When searching for handicap accessible vans, there are only two main companies that people can choose from: United Access and Motor Works

Unfortunately, these companies use people’s disabilities and needs against them, in order to make a profit. Cheryl Taylor said that the company is full of con artists.

“They act as though they really care about you,” she said. “When really, they only care about their bottom line.”

Taylor is trying to sell back the handicapped van she bought from United Access in October of 2016 after the recent death of her husband, Andy Taylor. After paying (and still paying off) $25,000 for the van, they are only willing to give her around $10,000 back – even with the van in better shape than it started in.

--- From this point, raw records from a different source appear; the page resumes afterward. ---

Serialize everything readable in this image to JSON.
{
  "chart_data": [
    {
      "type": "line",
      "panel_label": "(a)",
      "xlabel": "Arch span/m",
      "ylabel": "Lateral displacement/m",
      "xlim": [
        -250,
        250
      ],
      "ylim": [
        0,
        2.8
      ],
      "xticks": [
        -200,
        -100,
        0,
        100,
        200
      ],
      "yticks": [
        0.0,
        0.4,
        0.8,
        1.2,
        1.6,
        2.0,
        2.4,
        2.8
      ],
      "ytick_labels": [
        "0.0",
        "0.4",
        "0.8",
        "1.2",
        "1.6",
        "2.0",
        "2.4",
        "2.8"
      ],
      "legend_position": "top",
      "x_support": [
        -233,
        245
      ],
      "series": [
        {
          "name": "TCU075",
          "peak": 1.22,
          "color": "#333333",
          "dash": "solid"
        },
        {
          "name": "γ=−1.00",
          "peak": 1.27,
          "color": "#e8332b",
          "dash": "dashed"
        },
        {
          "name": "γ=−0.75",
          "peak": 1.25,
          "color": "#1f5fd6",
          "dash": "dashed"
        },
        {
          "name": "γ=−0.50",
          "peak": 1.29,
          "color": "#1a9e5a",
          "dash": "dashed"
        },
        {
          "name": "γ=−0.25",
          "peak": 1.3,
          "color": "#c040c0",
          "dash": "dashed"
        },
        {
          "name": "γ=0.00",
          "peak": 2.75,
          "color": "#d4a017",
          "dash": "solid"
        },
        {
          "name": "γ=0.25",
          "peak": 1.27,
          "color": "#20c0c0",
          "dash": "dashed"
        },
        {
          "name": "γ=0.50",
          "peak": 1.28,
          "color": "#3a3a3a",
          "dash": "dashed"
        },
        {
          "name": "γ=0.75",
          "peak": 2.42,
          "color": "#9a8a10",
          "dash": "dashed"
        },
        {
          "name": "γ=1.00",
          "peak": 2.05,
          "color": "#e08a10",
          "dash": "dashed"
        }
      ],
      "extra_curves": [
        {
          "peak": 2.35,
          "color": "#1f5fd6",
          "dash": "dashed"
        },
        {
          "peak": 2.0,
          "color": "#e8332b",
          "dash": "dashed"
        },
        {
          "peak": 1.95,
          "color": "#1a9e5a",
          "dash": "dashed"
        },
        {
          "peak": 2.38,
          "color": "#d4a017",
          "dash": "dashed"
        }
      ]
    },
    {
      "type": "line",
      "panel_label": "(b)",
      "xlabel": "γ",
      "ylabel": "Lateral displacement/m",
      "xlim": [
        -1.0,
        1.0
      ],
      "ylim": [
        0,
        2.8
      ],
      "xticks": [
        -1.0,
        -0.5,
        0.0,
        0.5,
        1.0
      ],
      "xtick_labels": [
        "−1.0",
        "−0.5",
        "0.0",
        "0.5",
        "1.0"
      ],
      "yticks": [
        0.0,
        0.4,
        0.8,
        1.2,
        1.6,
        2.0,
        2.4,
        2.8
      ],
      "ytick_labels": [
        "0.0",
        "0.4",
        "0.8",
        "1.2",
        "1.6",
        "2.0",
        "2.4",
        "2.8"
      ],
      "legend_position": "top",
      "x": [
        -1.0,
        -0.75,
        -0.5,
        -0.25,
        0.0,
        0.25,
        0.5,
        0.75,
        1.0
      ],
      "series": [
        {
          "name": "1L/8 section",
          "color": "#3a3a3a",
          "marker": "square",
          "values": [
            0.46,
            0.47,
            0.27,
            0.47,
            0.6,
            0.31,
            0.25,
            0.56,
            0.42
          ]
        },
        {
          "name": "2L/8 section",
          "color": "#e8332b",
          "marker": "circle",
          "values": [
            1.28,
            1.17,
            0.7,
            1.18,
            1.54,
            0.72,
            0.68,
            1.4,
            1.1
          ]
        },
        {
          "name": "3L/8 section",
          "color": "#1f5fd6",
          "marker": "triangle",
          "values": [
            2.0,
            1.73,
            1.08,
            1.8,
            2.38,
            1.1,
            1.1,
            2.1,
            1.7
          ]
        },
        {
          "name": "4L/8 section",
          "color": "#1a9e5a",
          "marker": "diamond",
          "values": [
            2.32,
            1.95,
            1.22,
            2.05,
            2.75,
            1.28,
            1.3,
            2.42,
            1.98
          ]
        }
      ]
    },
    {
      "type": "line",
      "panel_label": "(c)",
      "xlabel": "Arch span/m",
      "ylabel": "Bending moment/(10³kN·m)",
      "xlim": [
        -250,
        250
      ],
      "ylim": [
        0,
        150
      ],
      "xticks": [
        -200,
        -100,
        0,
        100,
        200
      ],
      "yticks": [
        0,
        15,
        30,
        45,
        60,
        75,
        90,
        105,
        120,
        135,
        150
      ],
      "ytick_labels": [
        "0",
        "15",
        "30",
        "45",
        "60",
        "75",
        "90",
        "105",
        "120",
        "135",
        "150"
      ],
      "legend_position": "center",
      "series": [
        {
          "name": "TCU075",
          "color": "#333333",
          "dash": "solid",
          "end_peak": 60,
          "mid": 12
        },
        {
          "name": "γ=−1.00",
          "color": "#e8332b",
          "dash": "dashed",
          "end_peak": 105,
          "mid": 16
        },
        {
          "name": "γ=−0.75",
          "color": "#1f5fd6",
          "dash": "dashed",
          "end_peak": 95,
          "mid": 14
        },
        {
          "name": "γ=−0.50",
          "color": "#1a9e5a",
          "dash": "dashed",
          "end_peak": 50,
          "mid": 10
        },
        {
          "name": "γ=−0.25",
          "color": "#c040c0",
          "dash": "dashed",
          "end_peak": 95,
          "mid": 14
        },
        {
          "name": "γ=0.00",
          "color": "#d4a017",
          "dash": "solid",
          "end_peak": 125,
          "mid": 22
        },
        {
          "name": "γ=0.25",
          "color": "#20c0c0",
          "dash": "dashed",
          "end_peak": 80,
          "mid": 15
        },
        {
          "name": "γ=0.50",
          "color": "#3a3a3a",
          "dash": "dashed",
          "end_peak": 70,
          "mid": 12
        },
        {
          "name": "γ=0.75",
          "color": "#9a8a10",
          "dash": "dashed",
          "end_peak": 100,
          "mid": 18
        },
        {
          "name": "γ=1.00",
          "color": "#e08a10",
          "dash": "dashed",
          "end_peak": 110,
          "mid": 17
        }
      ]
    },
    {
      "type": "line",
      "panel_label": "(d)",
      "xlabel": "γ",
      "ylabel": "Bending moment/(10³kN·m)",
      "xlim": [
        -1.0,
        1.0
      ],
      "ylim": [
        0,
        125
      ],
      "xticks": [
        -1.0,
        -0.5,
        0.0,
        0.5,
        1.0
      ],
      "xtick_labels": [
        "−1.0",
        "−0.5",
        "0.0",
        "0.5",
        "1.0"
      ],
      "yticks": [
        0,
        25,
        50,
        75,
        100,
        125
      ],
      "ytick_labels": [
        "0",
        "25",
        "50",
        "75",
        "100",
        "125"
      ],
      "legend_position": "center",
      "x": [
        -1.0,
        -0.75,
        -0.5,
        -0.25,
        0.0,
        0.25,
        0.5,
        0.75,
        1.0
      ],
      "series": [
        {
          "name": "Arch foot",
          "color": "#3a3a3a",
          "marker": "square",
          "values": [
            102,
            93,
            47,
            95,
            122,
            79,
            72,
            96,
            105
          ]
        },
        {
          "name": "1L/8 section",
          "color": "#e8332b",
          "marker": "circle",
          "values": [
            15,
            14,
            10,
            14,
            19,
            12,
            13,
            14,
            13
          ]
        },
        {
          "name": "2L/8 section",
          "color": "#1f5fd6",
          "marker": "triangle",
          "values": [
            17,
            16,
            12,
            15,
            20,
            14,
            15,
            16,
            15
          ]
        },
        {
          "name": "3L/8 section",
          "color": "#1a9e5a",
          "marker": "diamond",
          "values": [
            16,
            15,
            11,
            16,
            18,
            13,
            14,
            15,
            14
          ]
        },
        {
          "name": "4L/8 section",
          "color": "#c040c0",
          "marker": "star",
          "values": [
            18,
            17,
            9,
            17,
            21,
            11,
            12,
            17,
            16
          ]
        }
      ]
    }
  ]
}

“We added an entirely new brake system into the car and they aren’t even giving us half of our money back,” Taylor said. “It’s ridiculous.”

Due to the fact that United Access is not willing to give her a decent offer of her money back, she resorted to trying to sell the van personally, via Craigslist. Of course, this is always an option but puts significantly more strain on the new widow when all she wants to do is get rid of the reminder of her lost husband.

“Now that we’re finished using the van, I just wanted to sell and move off with my life,” she said. “But thanks to United Access’ greed, I now have to sell the van myself if I don’t want to be thousands of dollars in debt.”

Sure, she could’ve gone to the other company, Motion Works, but they are not much better. They would not even tell her a price for a van without coming out to see her house beforehand… sketchy isn’t it?

“They needed to see where I live and how much they thought I could afford before giving me a price,” Taylor said. “The same van could cost someone in Highland Park twice as much as someone from Garland.”

The sad thing about this whole story is the monopoly these few companies have over people. Without these vans, there is no way people can transport their loved ones from one place to another.

“Complaining about and threatening to boycott these companies is feudal,” Taylor said. “If I need a van, I have no alternative but to use them. It stinks that no one cares to break up this monopoly.”